If $P(X\le x)=F(x)$ is the CDF of $X$ and $P(Y\le y)=G(y)$ is the CDF of $Y$ where $Y=f(X)$, then
$$
F(x)=P(X\le x)=P(Y\le f(x))=G(f(x))\tag1
$$
Taking the derivative of $(1)$, we get
$$
F'(x)=G'(f(x))\,f'(x)\tag2
$$
where $F'$ is the PDF of $X$ and $G'$ is the PDF of $Y$.

**PDF of the Product of Independent Uniform Random Variables**

If $[0\le x\le1]$ is the PDF for $X$ and $Y=\log(X)$, then by $(2)$ the PDF of $Y$ is $e^y[y\le0]$. The PDF for the sum of $n$ samples of $Y$ is the $n$-fold convolution of $e^y[y\le0]$ with itself.
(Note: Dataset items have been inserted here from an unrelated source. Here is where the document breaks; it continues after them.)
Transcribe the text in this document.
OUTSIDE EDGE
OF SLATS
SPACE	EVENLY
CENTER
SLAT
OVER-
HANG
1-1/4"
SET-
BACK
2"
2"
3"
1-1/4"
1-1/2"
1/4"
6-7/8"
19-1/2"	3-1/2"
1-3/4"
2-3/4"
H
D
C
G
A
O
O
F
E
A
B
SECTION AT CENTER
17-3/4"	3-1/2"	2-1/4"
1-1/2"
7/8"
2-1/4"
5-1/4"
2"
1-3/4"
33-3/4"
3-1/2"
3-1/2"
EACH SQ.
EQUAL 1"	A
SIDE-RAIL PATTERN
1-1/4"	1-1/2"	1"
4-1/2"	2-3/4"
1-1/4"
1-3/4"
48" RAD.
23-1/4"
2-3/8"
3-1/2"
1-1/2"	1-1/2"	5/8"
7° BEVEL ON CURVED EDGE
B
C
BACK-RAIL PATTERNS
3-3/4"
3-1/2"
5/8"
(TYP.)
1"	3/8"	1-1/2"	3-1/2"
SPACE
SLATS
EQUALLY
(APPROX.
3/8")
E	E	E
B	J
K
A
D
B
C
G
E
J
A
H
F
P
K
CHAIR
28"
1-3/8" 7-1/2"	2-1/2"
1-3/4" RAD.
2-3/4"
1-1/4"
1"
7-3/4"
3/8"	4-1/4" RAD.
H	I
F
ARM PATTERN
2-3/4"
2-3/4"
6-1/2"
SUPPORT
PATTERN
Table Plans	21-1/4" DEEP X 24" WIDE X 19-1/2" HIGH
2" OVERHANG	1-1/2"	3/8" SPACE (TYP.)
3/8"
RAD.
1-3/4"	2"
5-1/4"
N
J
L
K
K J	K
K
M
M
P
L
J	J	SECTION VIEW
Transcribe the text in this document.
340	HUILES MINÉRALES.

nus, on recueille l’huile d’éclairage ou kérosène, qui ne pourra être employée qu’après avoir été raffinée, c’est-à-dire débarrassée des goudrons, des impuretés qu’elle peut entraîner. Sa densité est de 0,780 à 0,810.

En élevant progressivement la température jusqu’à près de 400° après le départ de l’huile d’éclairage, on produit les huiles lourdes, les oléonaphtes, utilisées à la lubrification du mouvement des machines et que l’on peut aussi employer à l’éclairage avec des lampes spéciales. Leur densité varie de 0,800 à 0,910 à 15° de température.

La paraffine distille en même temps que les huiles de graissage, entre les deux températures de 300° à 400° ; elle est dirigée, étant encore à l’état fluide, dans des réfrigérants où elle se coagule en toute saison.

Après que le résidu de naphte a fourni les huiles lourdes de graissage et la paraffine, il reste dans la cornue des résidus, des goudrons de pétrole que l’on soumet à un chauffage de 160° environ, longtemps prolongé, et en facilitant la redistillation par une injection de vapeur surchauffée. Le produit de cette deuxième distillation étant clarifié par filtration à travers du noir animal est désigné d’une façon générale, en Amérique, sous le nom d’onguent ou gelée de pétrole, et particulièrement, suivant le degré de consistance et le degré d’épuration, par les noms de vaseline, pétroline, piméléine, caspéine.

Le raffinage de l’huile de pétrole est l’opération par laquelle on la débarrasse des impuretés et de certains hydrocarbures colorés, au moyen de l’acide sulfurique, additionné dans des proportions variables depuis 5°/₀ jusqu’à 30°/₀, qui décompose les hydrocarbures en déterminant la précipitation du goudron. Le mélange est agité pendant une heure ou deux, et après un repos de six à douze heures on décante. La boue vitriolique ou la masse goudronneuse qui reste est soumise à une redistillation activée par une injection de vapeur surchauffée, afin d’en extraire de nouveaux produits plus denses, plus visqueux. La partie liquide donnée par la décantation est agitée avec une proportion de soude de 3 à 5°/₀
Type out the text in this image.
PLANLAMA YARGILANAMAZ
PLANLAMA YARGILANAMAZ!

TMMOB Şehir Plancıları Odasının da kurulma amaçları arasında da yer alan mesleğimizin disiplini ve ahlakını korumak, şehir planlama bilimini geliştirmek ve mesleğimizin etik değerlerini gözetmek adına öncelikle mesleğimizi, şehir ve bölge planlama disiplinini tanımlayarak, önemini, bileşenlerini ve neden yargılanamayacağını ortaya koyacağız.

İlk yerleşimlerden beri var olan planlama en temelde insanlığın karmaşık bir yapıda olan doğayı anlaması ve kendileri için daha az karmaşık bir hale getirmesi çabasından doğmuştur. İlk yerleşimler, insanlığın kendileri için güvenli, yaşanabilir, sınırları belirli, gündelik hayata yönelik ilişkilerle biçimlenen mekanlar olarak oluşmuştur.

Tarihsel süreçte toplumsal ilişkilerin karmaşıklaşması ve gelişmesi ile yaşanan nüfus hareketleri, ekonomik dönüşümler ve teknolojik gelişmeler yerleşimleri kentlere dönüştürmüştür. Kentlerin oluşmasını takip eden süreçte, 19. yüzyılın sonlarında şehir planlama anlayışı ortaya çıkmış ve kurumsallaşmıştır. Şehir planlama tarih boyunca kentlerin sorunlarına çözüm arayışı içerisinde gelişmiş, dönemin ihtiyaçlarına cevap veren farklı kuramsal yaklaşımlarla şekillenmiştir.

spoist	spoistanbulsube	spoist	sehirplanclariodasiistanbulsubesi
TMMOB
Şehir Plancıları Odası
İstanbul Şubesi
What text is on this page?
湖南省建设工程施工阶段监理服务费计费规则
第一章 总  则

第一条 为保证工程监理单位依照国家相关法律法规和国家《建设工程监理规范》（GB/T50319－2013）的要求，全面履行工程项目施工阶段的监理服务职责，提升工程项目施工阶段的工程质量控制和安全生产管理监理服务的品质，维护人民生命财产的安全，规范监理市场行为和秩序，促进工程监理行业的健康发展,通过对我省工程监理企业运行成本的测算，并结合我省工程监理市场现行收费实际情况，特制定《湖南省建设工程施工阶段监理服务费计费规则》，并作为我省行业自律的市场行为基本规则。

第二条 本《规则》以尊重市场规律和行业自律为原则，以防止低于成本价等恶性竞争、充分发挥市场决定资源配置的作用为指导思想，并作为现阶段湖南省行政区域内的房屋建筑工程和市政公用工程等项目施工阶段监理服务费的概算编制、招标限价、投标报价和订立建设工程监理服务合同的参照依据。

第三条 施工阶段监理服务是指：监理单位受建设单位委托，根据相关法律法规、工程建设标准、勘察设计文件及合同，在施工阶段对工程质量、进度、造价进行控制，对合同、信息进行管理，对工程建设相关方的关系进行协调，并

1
The Fourier Transform of this $n$-fold convolution is the $n^\text{th}$ power of the Fourier Transform of $e^y[y\le0]$, which is
$$
\int_{-\infty}^0 e^{-2\pi iyt}e^y\,\mathrm{d}y=\frac1{1-2\pi it}\tag3
$$
Thus, the PDF for the sum of $n$ samples of $Y$ is
$$
\begin{align}
\sigma_n(y)
&=\int_{-\infty}^\infty\frac{e^{2\pi iyt}}{(1-2\pi it)^n}\,\mathrm{d}t\tag{4a}\\
&=\frac{e^y}{2\pi i}\int_{1-i\infty}^{1+i\infty}\frac{e^{-yz}}{z^n}\,\mathrm{d}z\tag{4b}\\
&=e^y\frac{(-y)^{n-1}}{(n-1)!}\,[y\le0]\tag{4c}
\end{align}
$$
Explanation:

$\text{(4a)}$: take the inverse Fourier Transform

$\text{(4b)}$: substitute $t=\frac{1-z}{2\pi i}$

$\text{(4c)}$: if $y\gt0$, close the contour on the right half-plane, missing the singularity at $z=0$

$\phantom{\text{(4c):}}$ if $y\le0$, close the contour on the left half-plane, enclosing the singularity at $z=0$

We can get the PDF for the product of $n$ samples of $X$ by applying $(2)$ to $(4)$
$$
\bbox[5px,border:2px solid #C0A000]{\pi_n(x)=\frac{(-\log(x))^{n-1}}{(n-1)!}\,[0\le x\le1]}\tag5
$$